Carole’s father, Lyman Smith, and his wife, Charlene, were bludgeoned to death in their Ventura home in 1980 when Carole was just 18. Her 12-year-old brother discovered the bodies. The family didn’t learn the crime was the work of a serial killer for 20 years, and it was only after DeAngelo’s capture that Carole realized the extent to which the murders had affected her life.

“I’m going to be really happy to have this be done. I’m tired of him having any real estate in my head,” Carole said. But, she added, “you can’t get your people back. You can’t get your sense of safety back. He stole something from everyone in California that endured his terrorism.”

As Monday’s hearing approaches, Kris Pedretti goes back and forth about attending. Pedretti became the Golden State Killer’s 10th victim when she was sexually assaulted in her home at the age of 15.

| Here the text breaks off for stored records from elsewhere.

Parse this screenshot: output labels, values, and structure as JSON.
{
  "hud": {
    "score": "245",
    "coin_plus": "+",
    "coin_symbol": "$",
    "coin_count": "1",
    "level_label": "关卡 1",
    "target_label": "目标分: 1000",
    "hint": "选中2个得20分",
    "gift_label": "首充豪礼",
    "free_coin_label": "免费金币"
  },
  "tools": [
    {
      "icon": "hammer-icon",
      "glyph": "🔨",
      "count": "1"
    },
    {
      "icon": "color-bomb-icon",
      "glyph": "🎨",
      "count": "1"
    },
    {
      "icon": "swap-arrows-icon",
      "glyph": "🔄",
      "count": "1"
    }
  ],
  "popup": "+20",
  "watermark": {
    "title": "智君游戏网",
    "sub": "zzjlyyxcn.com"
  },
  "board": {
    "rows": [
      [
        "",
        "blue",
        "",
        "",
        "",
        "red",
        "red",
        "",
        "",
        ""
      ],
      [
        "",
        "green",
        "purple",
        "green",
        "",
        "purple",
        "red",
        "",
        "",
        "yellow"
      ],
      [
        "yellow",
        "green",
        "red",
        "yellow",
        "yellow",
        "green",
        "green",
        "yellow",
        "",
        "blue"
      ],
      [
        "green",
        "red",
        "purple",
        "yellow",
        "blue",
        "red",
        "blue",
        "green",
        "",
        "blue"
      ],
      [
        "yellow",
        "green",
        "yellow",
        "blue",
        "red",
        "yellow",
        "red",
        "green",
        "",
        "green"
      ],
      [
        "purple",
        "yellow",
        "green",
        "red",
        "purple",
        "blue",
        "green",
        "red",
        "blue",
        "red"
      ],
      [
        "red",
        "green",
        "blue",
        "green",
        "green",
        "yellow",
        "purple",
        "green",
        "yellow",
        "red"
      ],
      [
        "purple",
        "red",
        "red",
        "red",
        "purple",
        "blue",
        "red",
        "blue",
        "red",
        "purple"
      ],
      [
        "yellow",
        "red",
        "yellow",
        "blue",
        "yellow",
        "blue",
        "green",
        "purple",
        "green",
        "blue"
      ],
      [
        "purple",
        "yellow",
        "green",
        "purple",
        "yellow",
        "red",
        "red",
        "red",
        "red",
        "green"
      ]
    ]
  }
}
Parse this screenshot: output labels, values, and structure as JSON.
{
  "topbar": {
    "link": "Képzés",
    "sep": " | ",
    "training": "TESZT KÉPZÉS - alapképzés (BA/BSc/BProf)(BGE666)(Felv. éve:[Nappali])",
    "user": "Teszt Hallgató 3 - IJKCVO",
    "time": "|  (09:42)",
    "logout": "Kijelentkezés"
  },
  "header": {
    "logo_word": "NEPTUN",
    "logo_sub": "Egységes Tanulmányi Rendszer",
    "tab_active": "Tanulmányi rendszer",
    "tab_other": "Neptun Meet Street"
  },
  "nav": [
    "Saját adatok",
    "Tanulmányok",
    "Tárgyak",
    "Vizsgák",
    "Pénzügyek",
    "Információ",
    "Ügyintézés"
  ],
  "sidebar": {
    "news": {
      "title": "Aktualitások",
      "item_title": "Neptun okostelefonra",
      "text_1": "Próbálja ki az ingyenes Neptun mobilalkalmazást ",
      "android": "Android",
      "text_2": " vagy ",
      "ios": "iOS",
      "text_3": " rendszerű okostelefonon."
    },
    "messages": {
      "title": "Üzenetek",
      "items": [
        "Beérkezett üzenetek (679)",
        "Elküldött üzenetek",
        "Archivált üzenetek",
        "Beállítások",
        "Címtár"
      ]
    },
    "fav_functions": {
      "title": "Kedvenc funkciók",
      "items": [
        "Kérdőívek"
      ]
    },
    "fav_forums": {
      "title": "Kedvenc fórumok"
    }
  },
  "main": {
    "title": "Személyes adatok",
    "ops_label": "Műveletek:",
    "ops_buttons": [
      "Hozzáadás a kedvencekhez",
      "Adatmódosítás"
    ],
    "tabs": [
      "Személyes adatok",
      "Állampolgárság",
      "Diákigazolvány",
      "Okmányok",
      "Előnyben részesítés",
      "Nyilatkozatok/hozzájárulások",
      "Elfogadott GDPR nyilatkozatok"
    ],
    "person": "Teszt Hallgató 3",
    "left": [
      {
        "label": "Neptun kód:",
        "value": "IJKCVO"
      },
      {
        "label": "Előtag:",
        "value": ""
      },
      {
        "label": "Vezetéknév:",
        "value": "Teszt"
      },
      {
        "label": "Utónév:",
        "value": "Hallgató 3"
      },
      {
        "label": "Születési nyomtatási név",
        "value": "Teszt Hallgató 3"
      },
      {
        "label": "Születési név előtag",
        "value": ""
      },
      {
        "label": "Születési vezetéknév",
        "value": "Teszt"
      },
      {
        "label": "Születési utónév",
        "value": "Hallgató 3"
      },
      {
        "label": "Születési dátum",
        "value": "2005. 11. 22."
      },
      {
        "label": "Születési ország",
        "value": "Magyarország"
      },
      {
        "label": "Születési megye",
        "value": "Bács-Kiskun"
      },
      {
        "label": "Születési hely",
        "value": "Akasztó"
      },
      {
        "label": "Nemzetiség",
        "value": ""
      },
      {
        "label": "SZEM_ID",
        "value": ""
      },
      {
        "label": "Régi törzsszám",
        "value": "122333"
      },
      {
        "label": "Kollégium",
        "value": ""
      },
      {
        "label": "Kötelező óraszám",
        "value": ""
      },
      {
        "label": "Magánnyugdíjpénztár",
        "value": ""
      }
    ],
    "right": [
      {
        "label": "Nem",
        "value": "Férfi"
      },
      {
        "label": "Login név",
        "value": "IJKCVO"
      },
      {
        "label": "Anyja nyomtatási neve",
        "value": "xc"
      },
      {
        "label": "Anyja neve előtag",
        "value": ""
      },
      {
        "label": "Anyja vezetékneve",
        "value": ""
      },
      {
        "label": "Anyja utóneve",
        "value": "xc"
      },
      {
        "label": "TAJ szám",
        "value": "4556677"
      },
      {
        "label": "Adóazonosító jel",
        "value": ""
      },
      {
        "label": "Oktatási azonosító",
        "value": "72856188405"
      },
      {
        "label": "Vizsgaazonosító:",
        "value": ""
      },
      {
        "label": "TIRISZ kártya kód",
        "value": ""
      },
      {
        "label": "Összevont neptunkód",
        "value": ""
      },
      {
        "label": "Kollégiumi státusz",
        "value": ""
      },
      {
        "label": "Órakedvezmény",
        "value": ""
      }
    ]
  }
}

“This is my one opportunity to hear this person who attacked me admit guilt,” she said.

Pedretti’s attacker crept into her home days before Christmas in 1976, sneaking up on her as she played piano and threatening her with a knife before sexually assaulting her. It left Pedretti with post-traumatic stress, but in recent years she has found comfort through therapy and a Facebook group she created where sexual assault survivors can share their stories. Born out of a horrific crime she suffered at the hands of someone who sought to terrorize her community, Pedretti said the group has been healing.

“We share our stories. We share what books have been helping us. I am finally at a place in this journey where I can see some sunlight because I can use what I learned.”